VICTORIA, British Columbia — The Canadian Space Agency (CSA) is working on a plan to intervene in troubled government space projects, providing commercial firms the technical expertise, if necessary, to complete what they had been hired to do.
The backup plan comes after an internal audit found that the Near-Earth Object Surveillance Satellite (NEOSSat), built on contract by a commercial firm, ran into difficulties and fell 41 months behind schedule.
At one point, CSA and the Department of National Defence, which were co-funding the 24-million-Canadian-dollar ($23 million) microsatellite, considered abandoning the project. But the two organizations decided to take a risk and continue while at the same time providing technical advice to the contractor, Microsat Systems Canada Inc. (MSCI) of Mississauga, Ontario.
“Without the technical capacity within the CSA and [the Department of National Defense], it is unlikely that the NEOSSat project would have been completed successfully,” concluded the 69-page audit, titled “Evaluation of Near Earth Object Surveillance Satellite Project.”
NEOSSat was launched in February 2013. CSA touts it as the world’s first space telescope dedicated to detecting and tracking asteroids and satellites.
The audit recommended that CSA maintain the technical capability “to effectively manage projects and to step in and undertake the more technical aspects of a project if a contractor is unable to do so.”
“If the prime contractor does lose capacity then the CSA should ensure it has a way to deal with that risk,” it added.
In response, CSA will develop “guidelines for project intervention,” which should be ready by December, agency officials said.
By March 2015, it will have identified the areas of key technical expertise it needs to have if required to take over troubled projects from contractors.

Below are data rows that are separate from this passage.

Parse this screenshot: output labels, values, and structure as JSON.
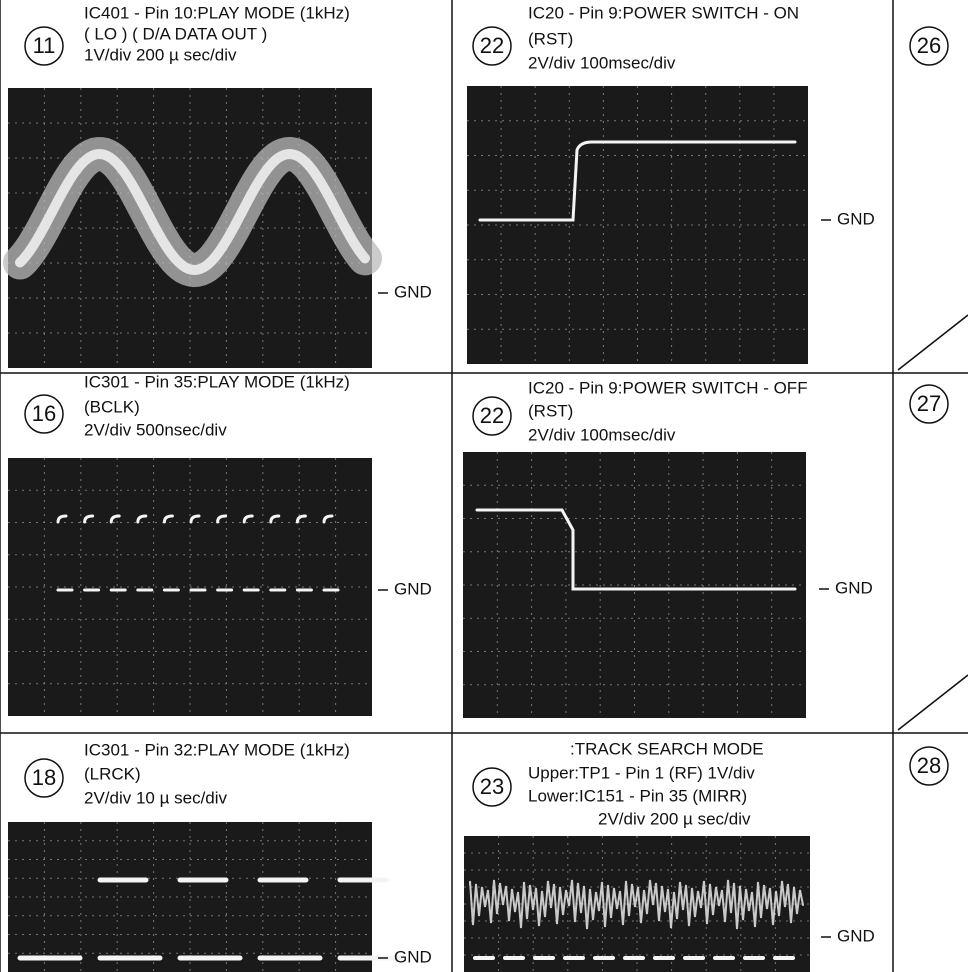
{
  "panels": [
    {
      "number": "11",
      "lines": [
        "IC401 - Pin 10:PLAY MODE (1kHz)",
        "( LO ) ( D/A DATA OUT )",
        "1V/div   200 µ sec/div"
      ],
      "gnd": "GND"
    },
    {
      "number": "22",
      "lines": [
        "IC20 - Pin 9:POWER SWITCH - ON",
        "(RST)",
        "2V/div   100msec/div"
      ],
      "gnd": "GND"
    },
    {
      "number": "16",
      "lines": [
        "IC301 - Pin 35:PLAY MODE (1kHz)",
        "(BCLK)",
        "2V/div   500nsec/div"
      ],
      "gnd": "GND"
    },
    {
      "number": "22",
      "lines": [
        "IC20 - Pin 9:POWER SWITCH - OFF",
        "(RST)",
        "2V/div   100msec/div"
      ],
      "gnd": "GND"
    },
    {
      "number": "18",
      "lines": [
        "IC301 - Pin 32:PLAY MODE (1kHz)",
        "(LRCK)",
        "2V/div   10 µ sec/div"
      ],
      "gnd": "GND"
    },
    {
      "number": "23",
      "lines": [
        ":TRACK SEARCH MODE",
        "Upper:TP1 - Pin 1 (RF) 1V/div",
        "Lower:IC151 - Pin 35 (MIRR)",
        "2V/div   200 µ sec/div"
      ],
      "gnd": "GND"
    }
  ],
  "right_numbers": [
    "26",
    "27",
    "28"
  ]
}
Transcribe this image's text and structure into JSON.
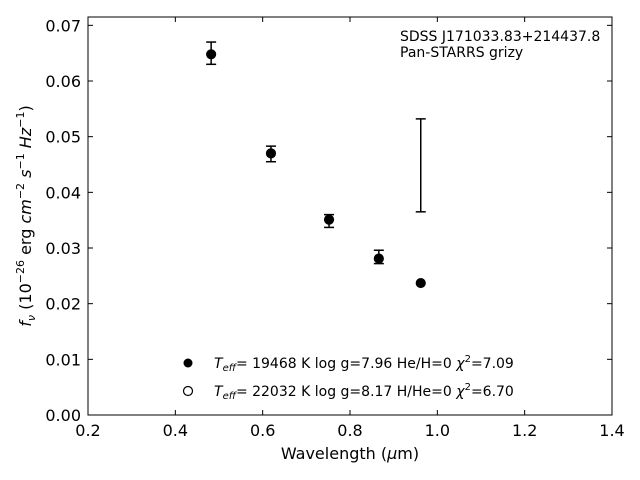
{
  "chart_data": {
    "type": "scatter",
    "xlabel_prefix": "Wavelength (",
    "xlabel_mu": "μ",
    "xlabel_suffix": "m)",
    "ylabel": "f_ν (10^-26 erg cm^-2 s^-1 Hz^-1)",
    "xlim": [
      0.2,
      1.4
    ],
    "ylim": [
      0.0,
      0.0715
    ],
    "xticks": [
      0.2,
      0.4,
      0.6,
      0.8,
      1.0,
      1.2,
      1.4
    ],
    "xtick_labels": [
      "0.2",
      "0.4",
      "0.6",
      "0.8",
      "1.0",
      "1.2",
      "1.4"
    ],
    "yticks": [
      0.0,
      0.01,
      0.02,
      0.03,
      0.04,
      0.05,
      0.06,
      0.07
    ],
    "ytick_labels": [
      "0.00",
      "0.01",
      "0.02",
      "0.03",
      "0.04",
      "0.05",
      "0.06",
      "0.07"
    ],
    "grid": false,
    "annotation_lines": [
      "SDSS J171033.83+214437.8",
      "Pan-STARRS grizy"
    ],
    "observed": [
      {
        "x": 0.482,
        "low": 0.063,
        "high": 0.067
      },
      {
        "x": 0.619,
        "low": 0.0455,
        "high": 0.0483
      },
      {
        "x": 0.752,
        "low": 0.0337,
        "high": 0.036
      },
      {
        "x": 0.866,
        "low": 0.0272,
        "high": 0.0296
      },
      {
        "x": 0.962,
        "low": 0.0365,
        "high": 0.0532
      }
    ],
    "series": [
      {
        "marker": "filled-circle",
        "x": [
          0.482,
          0.619,
          0.752,
          0.866,
          0.962
        ],
        "y": [
          0.0648,
          0.047,
          0.0351,
          0.0281,
          0.0237
        ],
        "legend": {
          "teff_value": "= 19468 K",
          "rest": "log g=7.96  He/H=0",
          "chi_value": "=7.09"
        }
      },
      {
        "marker": "open-circle",
        "x": [
          0.482,
          0.619,
          0.752,
          0.866,
          0.962
        ],
        "y": [
          0.0648,
          0.047,
          0.0351,
          0.0281,
          0.0237
        ],
        "legend": {
          "teff_value": "= 22032 K",
          "rest": "log g=8.17  H/He=0",
          "chi_value": "=6.70"
        }
      }
    ],
    "legend_placement": "lower-center",
    "colors": {
      "axes": "#000000",
      "markers": "#000000"
    }
  }
}
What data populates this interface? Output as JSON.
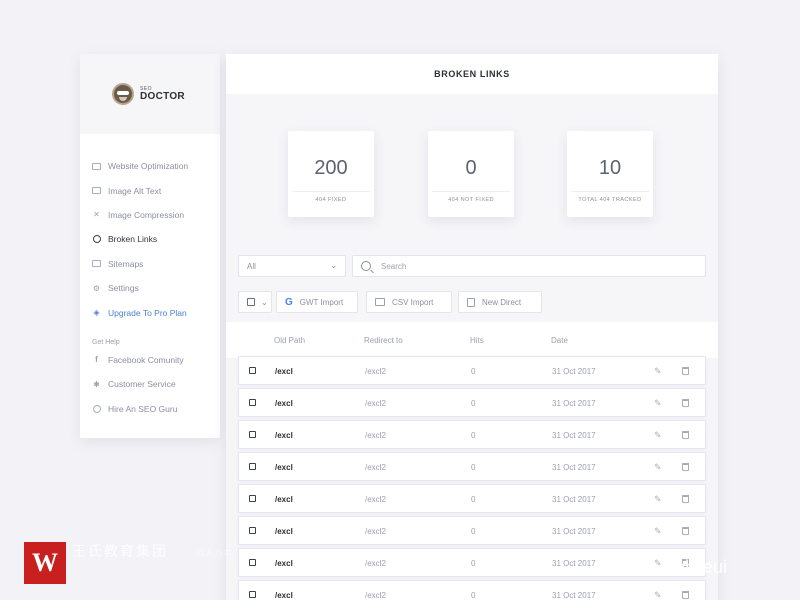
{
  "brand": {
    "small": "SEO",
    "big": "DOCTOR"
  },
  "sidebar": {
    "items": [
      {
        "label": "Website Optimization",
        "icon": "monitor-icon"
      },
      {
        "label": "Image Alt Text",
        "icon": "image-icon"
      },
      {
        "label": "Image Compression",
        "icon": "compress-icon"
      },
      {
        "label": "Broken Links",
        "icon": "clock-icon",
        "active": true
      },
      {
        "label": "Sitemaps",
        "icon": "sitemap-icon"
      },
      {
        "label": "Settings",
        "icon": "gear-icon"
      },
      {
        "label": "Upgrade To Pro Plan",
        "icon": "tag-icon"
      }
    ],
    "help_heading": "Get Help",
    "help_items": [
      {
        "label": "Facebook Comunity",
        "icon": "facebook-icon"
      },
      {
        "label": "Customer Service",
        "icon": "gear-icon"
      },
      {
        "label": "Hire An SEO Guru",
        "icon": "guru-icon"
      }
    ]
  },
  "main": {
    "title": "BROKEN LINKS",
    "stats": [
      {
        "value": "200",
        "label": "404 FIXED"
      },
      {
        "value": "0",
        "label": "404 NOT FIXED"
      },
      {
        "value": "10",
        "label": "TOTAL 404 TRACKED"
      }
    ],
    "filter": {
      "selected": "All"
    },
    "search": {
      "placeholder": "Search"
    },
    "toolbar": {
      "gwt_import": "GWT Import",
      "csv_import": "CSV Import",
      "new_direct": "New Direct"
    },
    "columns": {
      "old_path": "Old Path",
      "redirect_to": "Redirect to",
      "hits": "Hits",
      "date": "Date"
    },
    "rows": [
      {
        "old_path": "/excl",
        "redirect_to": "/excl2",
        "hits": "0",
        "date": "31 Oct 2017"
      },
      {
        "old_path": "/excl",
        "redirect_to": "/excl2",
        "hits": "0",
        "date": "31 Oct 2017"
      },
      {
        "old_path": "/excl",
        "redirect_to": "/excl2",
        "hits": "0",
        "date": "31 Oct 2017"
      },
      {
        "old_path": "/excl",
        "redirect_to": "/excl2",
        "hits": "0",
        "date": "31 Oct 2017"
      },
      {
        "old_path": "/excl",
        "redirect_to": "/excl2",
        "hits": "0",
        "date": "31 Oct 2017"
      },
      {
        "old_path": "/excl",
        "redirect_to": "/excl2",
        "hits": "0",
        "date": "31 Oct 2017"
      },
      {
        "old_path": "/excl",
        "redirect_to": "/excl2",
        "hits": "0",
        "date": "31 Oct 2017"
      },
      {
        "old_path": "/excl",
        "redirect_to": "/excl2",
        "hits": "0",
        "date": "31 Oct 2017"
      }
    ]
  },
  "watermark": {
    "title": "王氏教育集团",
    "sub": "以人为本",
    "right": "微信号: mobileui"
  }
}
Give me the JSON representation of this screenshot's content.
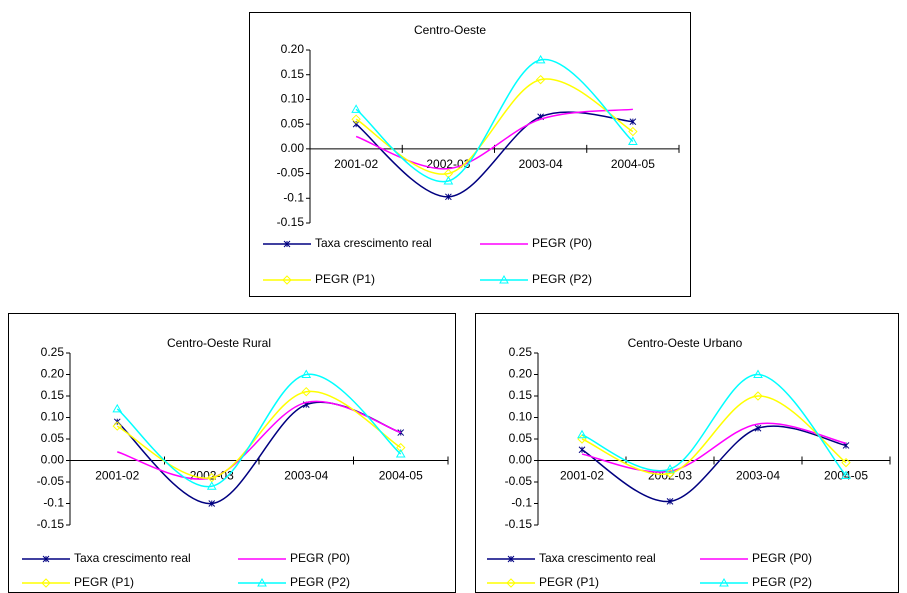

The space agency will also put in place a system to acquire engineering services when needed on a contract basis.
CSA spokeswoman Maya-Olivia Eyssen said the agency has been working on its response to the audit since earlier this year. She noted those changes will also include “an improved process for project management at the CSA.”
It will develop new methodology for project management that will include a process to provide continuous monitoring of contractor’s financial, technical and project management performance. That system will be ready by March 2015.
The audit was completed in March 2014 but only recently made public.
Dynacon Inc. of Mississauga was awarded the contract to build NEOSSat in July 2007. In 2008 Dynacon sold its satellite business to MSCI, and MSCI continued the project as a subcontractor to Dynacon.
But according to the audit, the project faced a number of hurdles.
MSCI lacked the capability to do the project and faced a significant turnover of key staff, the audit noted.
MSCI, however, has challenged those findings. Its officials say the requirements for the project were lacking in specifics and that staff from CSA, who were brought in to help, instead got in the way.
MSCI President David Cooper also told Postmedia news service in a July 28 article that CSA kept asking for changes to the satellite. Cooper did not immediately respond to a call from SpaceNews for comment. Chuck Black, a space analyst and former director at the Canadian Space Commerce Association, said much of the audit places blame on contractors but CSA and Canadian government should not escape blame for some of the problems.
A source of significant delay was the federal government approval and contracting processes, he pointed out. Even when Dynacon-MSCI was awarded the contract, it took the government another year to actually issue the contract and CSA another four months to get approval to implement the project.
In addition, some officials representing industry and the Defence Department noted that CSA did not always appear to be managing NEOSSat efficiently or cost effectively, the audit reported.
Another delay beyond the control of MSCI stemmed from one of its subcontractors going out of business; MSCI had to replicate systems developed by the defunct subcontractor, causing another year of delay.
Although NEOSSat is operating, the images it is producing are not what was expected, the audit found. The image quality does not at present meet the imagery requirements of the scientific aspects of the mission, it added.
“A stable focus is needed in the imager in order to yield images of a scientific quality, due to the very low levels of light that are reflected off asteroids,” the audit concluded. “Whether the intended production of 288 images per day can ever be achieved is a matter of concern.”
But CSA says it is confident that it can deal with the technical issues. In early June, following various flight software and parameter improvements, NEOSSat demonstrated that it can obtain scientific images, said CSA’s Eyssen. “Additional flight software upgrades are scheduled, which should lead to the full commissioning of NEOSSat during the fall,” she added.